20 April 2009

Unfulfilled

"...the cur of the highway which my dead end street abuts is constant. As I lay in bed awake, sometimes my heart begins to race, and I can’t get a deep breath, and I feel way too much. And wonder. And yearn. And long for something that remains beyond my now twenty-five year old understanding.

I lay awake for hours most nights, tossing and turning, wondering about my life. Have I made the right choices so far? What will the rest of my life be like? Is this it; is this really being an adult? How can I make just a little more money? What’s going to happen next? Am I really happy now, or will the future put this happiness to shame? Or, will future misery make this happiness seem even better in retrospect?

I also feel like there is something just below the surface of myself that remains untapped. The same potential that has plagued me all of my life is still swirling around, still waiting to be found. I know I can make a difference, a contribution, do something great, but I cannot figure out what it is or how to do it. I’ve been patient and dedicated, but still it eludes me. And in that regard, I feel unfulfilled."

I copied this quote from Cyndi at Just An Everyday Bitch because it is almost word for word what I would write if I could put my feelings to paper. Er....computer screen. Or whatever. But I'm in a similar place, wondering about the choices I've made, the debts I've got, and where I'm heading.
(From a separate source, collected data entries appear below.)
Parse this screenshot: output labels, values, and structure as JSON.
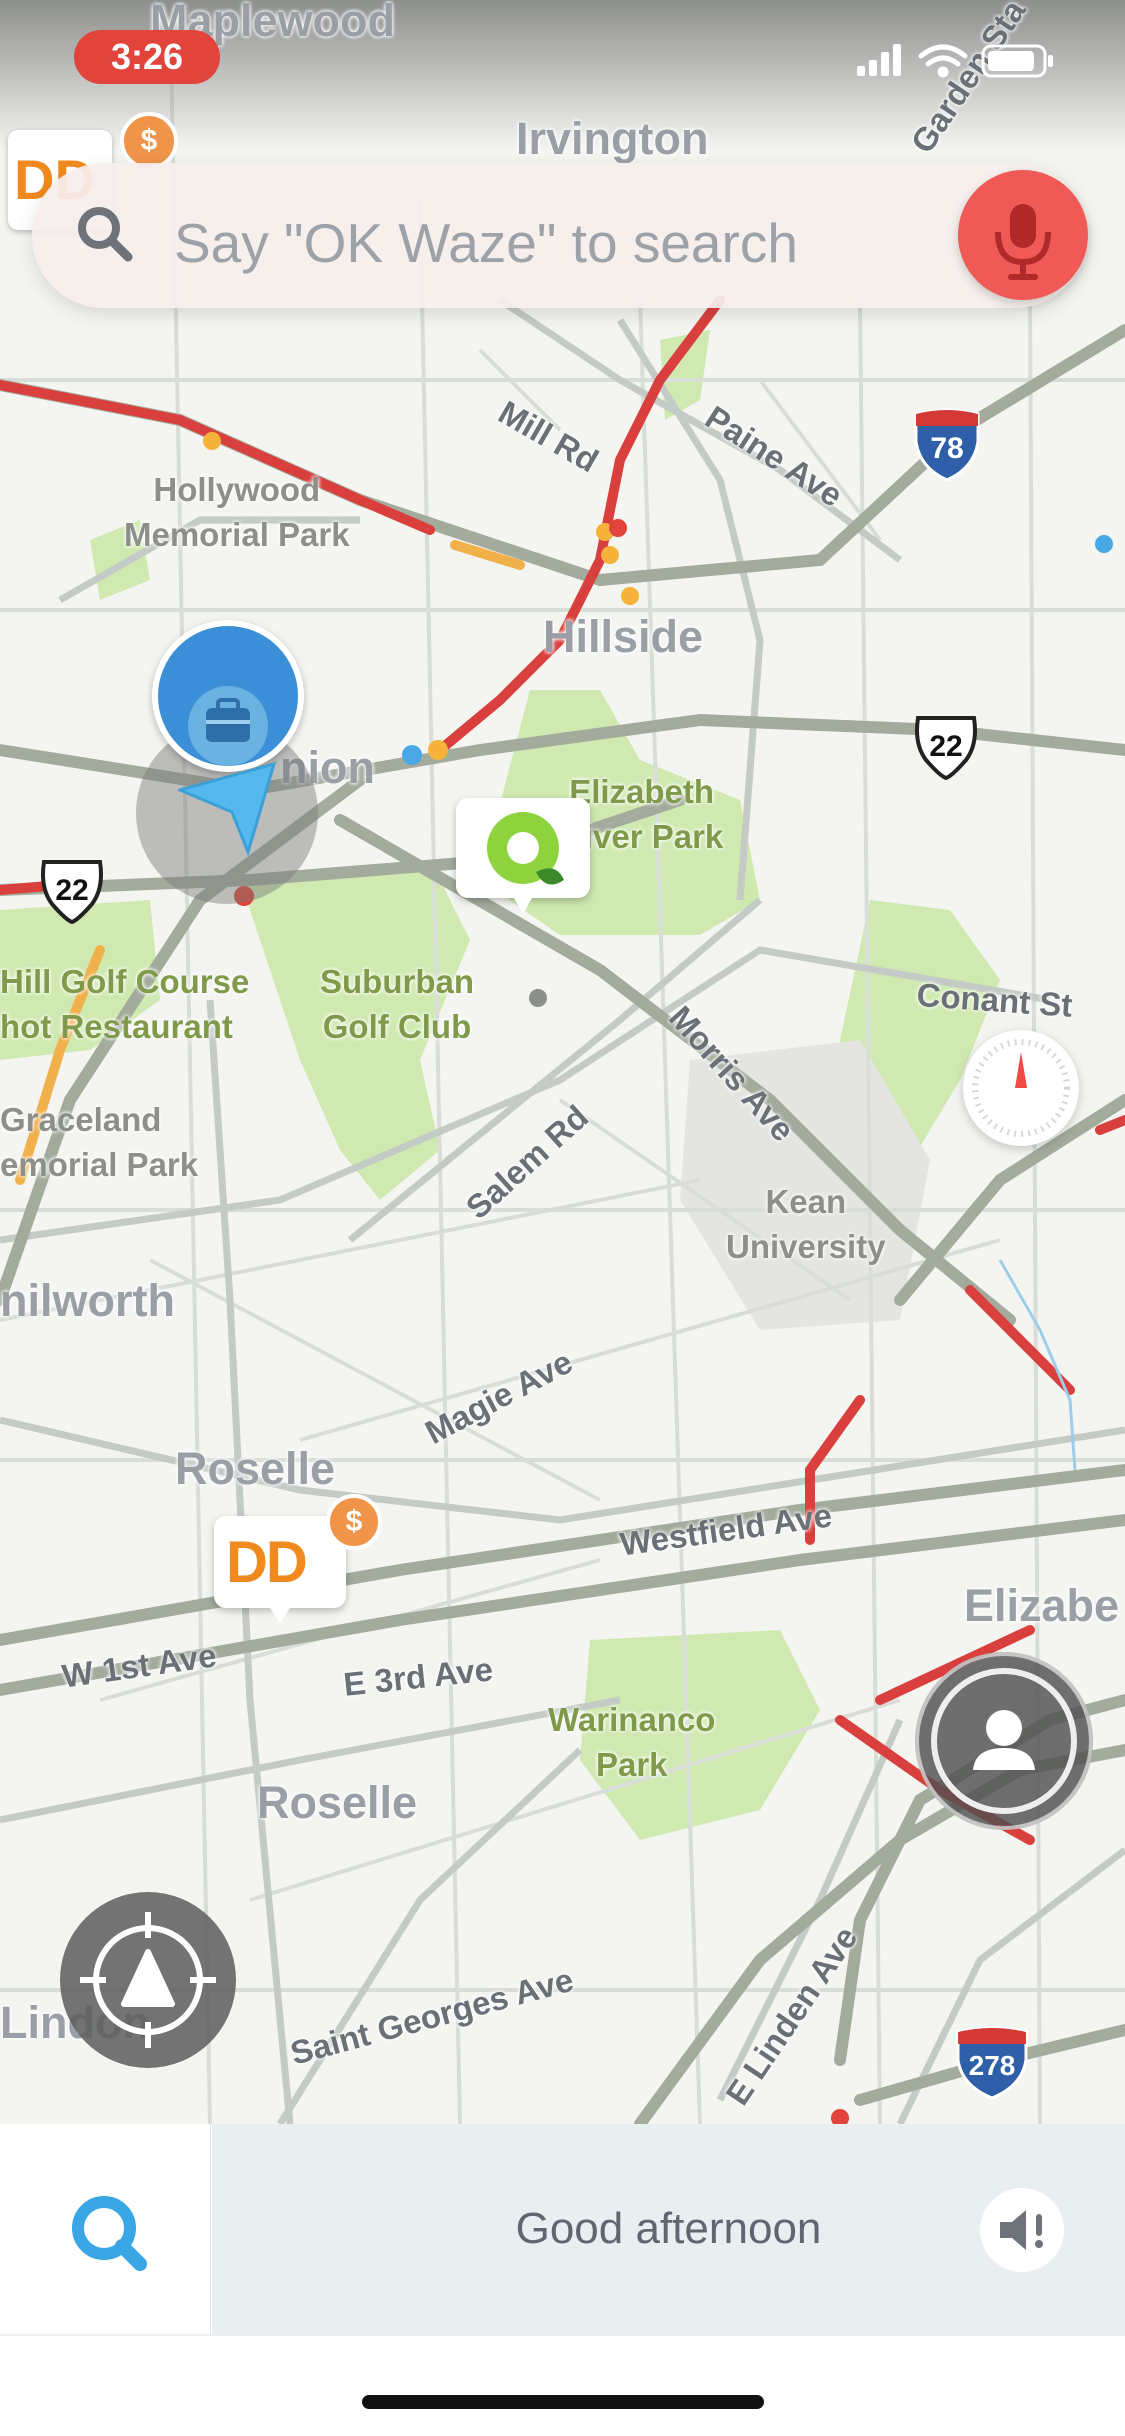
{
  "status_bar": {
    "time": "3:26"
  },
  "search_bar": {
    "placeholder": "Say \"OK Waze\" to search"
  },
  "map": {
    "cities": [
      "Maplewood",
      "Irvington",
      "Hillside",
      "nion",
      "nilworth",
      "Roselle",
      "Roselle",
      "Elizabe",
      "Lindon"
    ],
    "streets": [
      "Mill Rd",
      "Paine Ave",
      "Conant St",
      "Morris Ave",
      "Salem Rd",
      "Magie Ave",
      "Westfield Ave",
      "W 1st Ave",
      "E 3rd Ave",
      "Saint Georges Ave",
      "E Linden Ave",
      "Garden Sta"
    ],
    "parks": [
      "Elizabeth\nRiver Park",
      "Suburban\nGolf Club",
      "Warinanco\nPark",
      "Hill Golf Course\nhot Restaurant"
    ],
    "places": [
      "Hollywood\nMemorial Park",
      "Graceland\nemorial Park",
      "Kean\nUniversity"
    ],
    "shields": {
      "i78": "78",
      "us22_east": "22",
      "us22_west": "22",
      "i278": "278"
    },
    "pins": [
      "dunkin-dd",
      "quiznos-q",
      "work-briefcase"
    ],
    "dd_text": "DD",
    "dollar": "$"
  },
  "bottom_bar": {
    "greeting": "Good afternoon"
  },
  "colors": {
    "traffic_red": "#d9403d",
    "traffic_orange": "#f0b04a",
    "park_green": "#c9e8a8",
    "waze_blue": "#3da6e0"
  }
}
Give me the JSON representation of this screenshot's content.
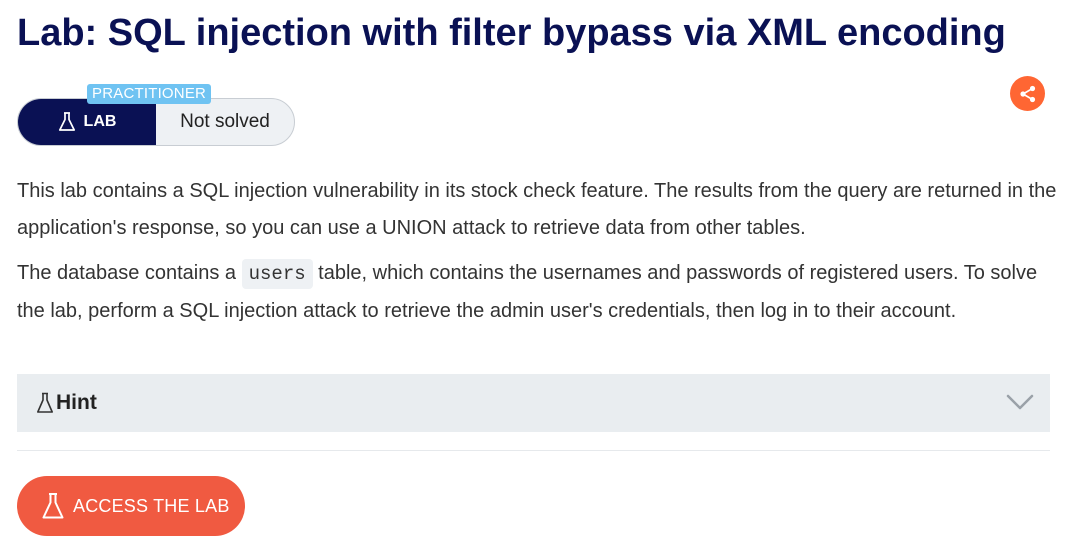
{
  "title": "Lab: SQL injection with filter bypass via XML encoding",
  "status": {
    "level_badge": "PRACTITIONER",
    "lab_label": "LAB",
    "state": "Not solved"
  },
  "description": {
    "paragraph1": "This lab contains a SQL injection vulnerability in its stock check feature. The results from the query are returned in the application's response, so you can use a UNION attack to retrieve data from other tables.",
    "paragraph2_before": "The database contains a ",
    "paragraph2_code": "users",
    "paragraph2_after": " table, which contains the usernames and passwords of registered users. To solve the lab, perform a SQL injection attack to retrieve the admin user's credentials, then log in to their account."
  },
  "hint": {
    "label": "Hint"
  },
  "access_button": {
    "label": "ACCESS THE LAB"
  },
  "icons": {
    "share": "share-icon",
    "flask": "flask-icon",
    "chevron": "chevron-down-icon"
  },
  "colors": {
    "title": "#0a1154",
    "lab_pill_dark": "#0a1154",
    "level_badge": "#6fc3f2",
    "share_button": "#ff6633",
    "access_button": "#f05a41",
    "hint_background": "#e9edf0"
  }
}
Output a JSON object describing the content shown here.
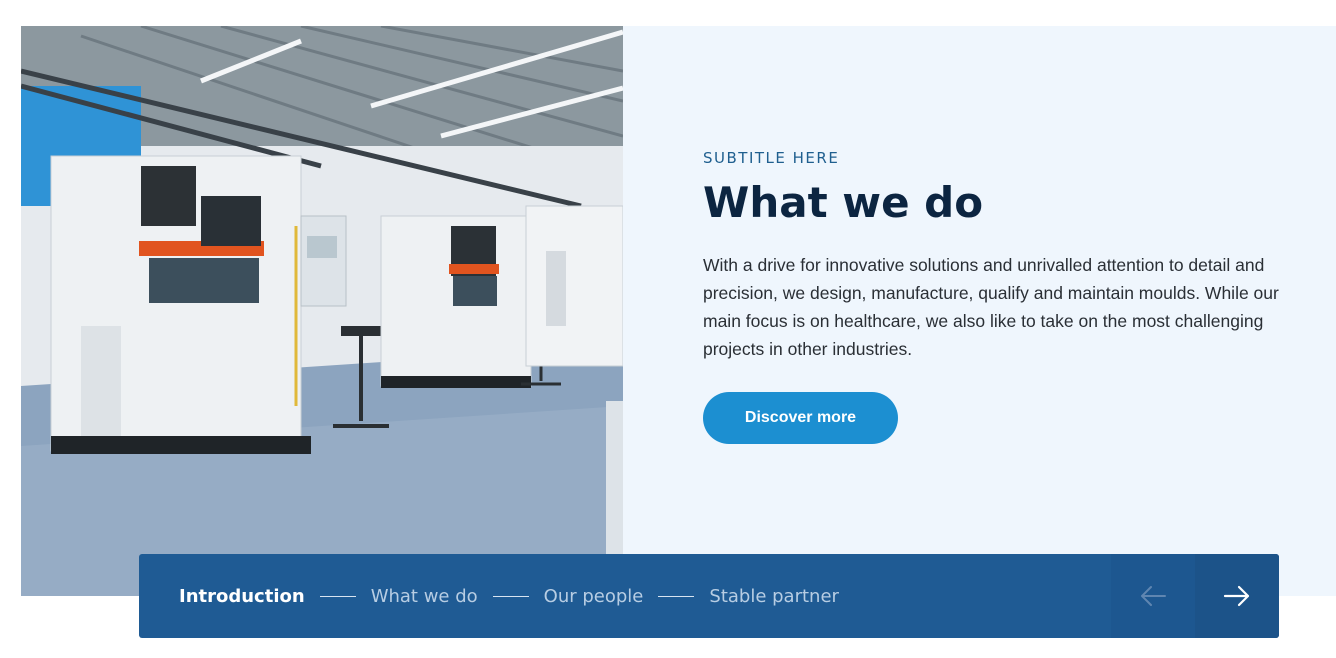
{
  "hero": {
    "photo_alt": "Factory floor with mould-making machines",
    "subtitle": "SUBTITLE HERE",
    "title": "What we do",
    "description": "With a drive for innovative solutions and unrivalled attention to detail and precision, we design, manufacture, qualify and maintain moulds. While our main focus is on healthcare, we also like to take on the most challenging projects in other industries.",
    "cta_label": "Discover more"
  },
  "carousel_nav": {
    "steps": [
      {
        "label": "Introduction",
        "active": true
      },
      {
        "label": "What we do",
        "active": false
      },
      {
        "label": "Our people",
        "active": false
      },
      {
        "label": "Stable partner",
        "active": false
      }
    ],
    "prev_icon": "arrow-left-icon",
    "next_icon": "arrow-right-icon"
  },
  "colors": {
    "accent": "#1c8fd1",
    "nav_background": "#1f5b94",
    "panel_background": "#eff6fd",
    "headline": "#0c2541"
  }
}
I'm so unfulfilled and I don't know how or what to do about it. I feel like I have this great untapped potential in me, but I don't know how to access it. Or put it to good use should I ever get to it. I look at all of my peers, successful in their lives with good jobs, husbands, kids, fabulous opportunities and most of all, contentment. Happiness. And I wonder how in the world do I find that? How do I get there? I feel like I'm aimless and wandering and not at all living up to my potential. I feel lonely. I feel like I'm waiting to do all of the things I've dreamed of -- traveling, climbing mountains, experiencing various cultures, going back to school, dancing and singing and living a quirky free-spirited life, etc. -- until I've got more money, more stability, or a "soul mate" in either the form of a best friend or a significant other.

What is holding me back? And how do I change?

Questions I ask myself every single day.

4 comments:

Carolyn said...

I couldn't agree more. I feel so lost sometimes. I just look at other people and wonder how did they get from point A to point B while I'm somewhere stuck in the middle trying to figure it out!

It's like I know I need to do something. But I have no idea what that something is! So frustrating!

Anonymous said...

I had a rough day today and seeing that this touched something in you made me cry! I've always had this feeling that maybe the thing below my surface is writing...so seeing this made me feel better. It makes me feel like maybe there is a chance that really there is something within me, and I'm not crazy or doing wishful, conceited thinking.

We're not alone, and that's something.

Anonymous said...

I have to say, I also agree. I'm feeling the same way too. I'm actually really glad to have read this because I know I'm not alone. There's actually a lot comfort knowing that.

Jess said...

I feel the same way...I'm definitely at a crossroads in my life in the exact same way you're describing. I'm not married, I don't have kids, I don't feel like I'm really "following my dreams"...(which for me would also be travelling and experiencing a bunch of cultures). And it sounds like a lot of people feel the same way. But unfortunately, most of our dreams require money, which most of us don't have :( So then we get trapped in the dead-end job routine...argh!!